India may be moving out of denial about HIV/Aids, but its legislators remain ignorant. A survey released this week has exposed stunning misconceptions among MPs regarding the spread of the epidemic in India, which has the largest caseload of any country in the world.

Of the 250 MPs surveyed, two-thirds think the disease can be transmitted through shared clothing; 56 per cent believe it can be caught from common food and utensils; 40 per cent say it can be contracted by working alongside those with HIV; while almost one-quarter say it is spread through the public toilet system.

Bemoaning once again the demise of India’s Nehruvian “scientific temper”, the prime minister said the findings brought together “very interesting and provocative material on the perceptions and approach of our elected representatives in a vital area of national policy”. The good news is that the survey, “Person-to-Person Advocacy”, which was produced by the Indian Association of Parliamentarians on Population and Development, found that all MPs had at least heard of HIV/Aids.

Pool politics

Some 800 suntanned conservatives gathered at the weekend to defend Ramírez’s right to a take a dip in peace, facing off against hundreds of protesters led by nationalist and leftwing politicians, who argue that the beach is public property and so the pool should be open to all.

Ramírez says he is being persecuted by leftwing nationalists for El Mundo’s tough views on separatism. The pool is not worthy of national debate, he says. Strange, then, that his newspaper should dedicate a front-page photo, a two-page spread and an editorial to the subject this week.

Ghosn gets lashed

Peter DeLorenzo’s website can be relied on for provocative views on the auto industry. His latest column is causing more chatter than usual.

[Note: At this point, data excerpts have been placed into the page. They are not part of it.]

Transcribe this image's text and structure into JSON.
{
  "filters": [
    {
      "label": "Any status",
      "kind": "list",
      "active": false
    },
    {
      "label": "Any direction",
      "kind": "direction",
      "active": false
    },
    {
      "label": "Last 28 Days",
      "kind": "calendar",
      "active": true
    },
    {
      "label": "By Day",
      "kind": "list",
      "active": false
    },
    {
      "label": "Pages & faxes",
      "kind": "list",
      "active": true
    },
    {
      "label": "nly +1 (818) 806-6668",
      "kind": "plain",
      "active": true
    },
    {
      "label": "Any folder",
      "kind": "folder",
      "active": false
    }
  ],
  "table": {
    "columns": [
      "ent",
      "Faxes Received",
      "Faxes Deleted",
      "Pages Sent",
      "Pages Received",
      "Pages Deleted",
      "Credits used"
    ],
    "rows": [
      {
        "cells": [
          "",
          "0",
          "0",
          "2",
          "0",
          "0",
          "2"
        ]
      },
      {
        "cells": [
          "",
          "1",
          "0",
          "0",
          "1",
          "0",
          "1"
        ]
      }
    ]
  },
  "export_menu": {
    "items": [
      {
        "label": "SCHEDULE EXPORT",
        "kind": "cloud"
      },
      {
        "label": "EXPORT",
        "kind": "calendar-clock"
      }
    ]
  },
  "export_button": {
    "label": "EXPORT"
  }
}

DeLorenzo tears into Nissan and Renault chief executive Carlos Ghosn, citing Nissan’s move of its North American head office from California to Tennessee. Ghosn “is a one-trick pony – a slash and burn cost-cutter who doesn’t have the mindset to run a company once it’s resurrected”, DeLorenzo says. “Mark my words – Nissan’s slide is going to gather momentum as the organisational train wreck resulting from the move becomes magnified.”

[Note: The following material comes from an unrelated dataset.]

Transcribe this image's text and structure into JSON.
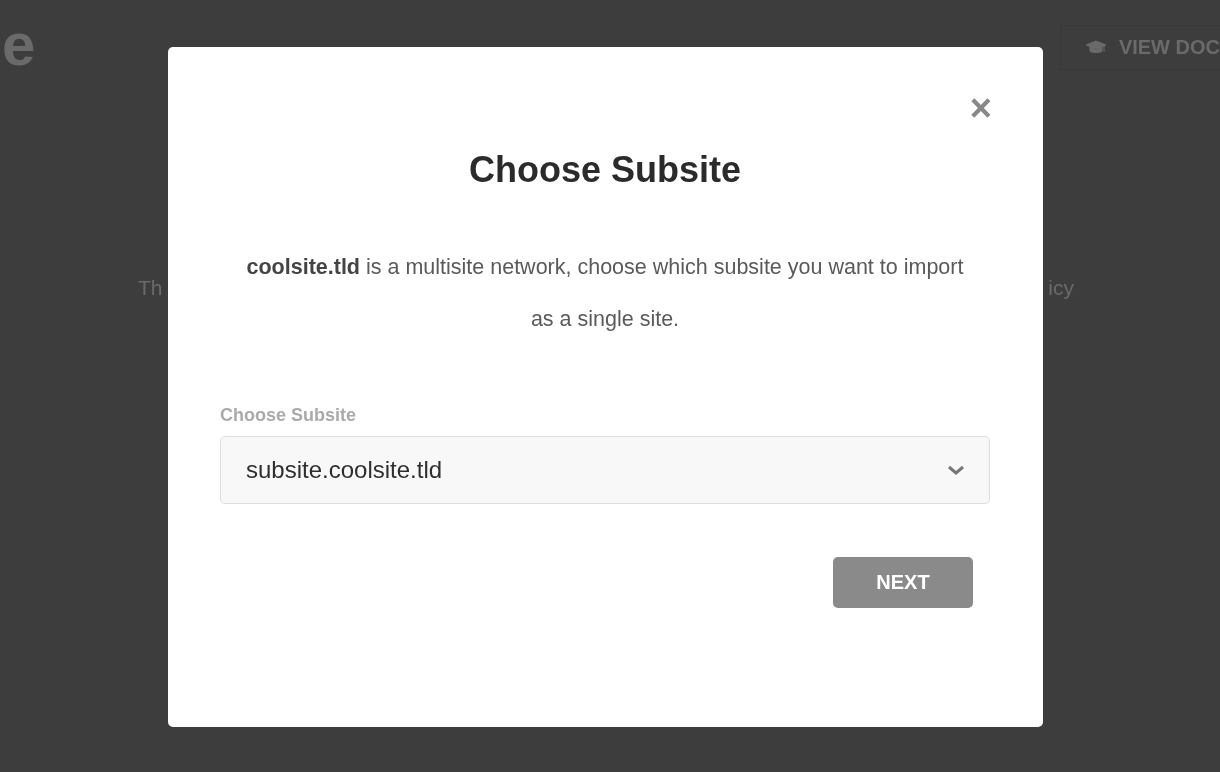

On the other hand, DeLorenzo has warm words for General Motors, which is currently considering an alliance with Nissan. Having previewed many of GM’s future vehicles, DeLorenzo declares that the Detroit carmaker’s product line-up “will be ultra-competitive and most important, desirable on its own merits”. Of course, it should be mentioned that DeLorenzo’s father spearheaded GM’s public relations for more than two decades.

Taste the difference

Controversy is bubbling in India’s soft drinks industry after allegations Coke and Pepsi contain high levels of pesticides. Several states in India have partially banned the drinks.

But caution over health standards hasn’t stop thousands from flocking to Mumbai’s Mahim Beach to drink seawater that has turned sweet. Scientists attributed the “miracle” to an inflow of fresh water from Mithi River. Whatever the reason, people frolicked in the sea and guzzled water heedless of sewerage that drains nearby.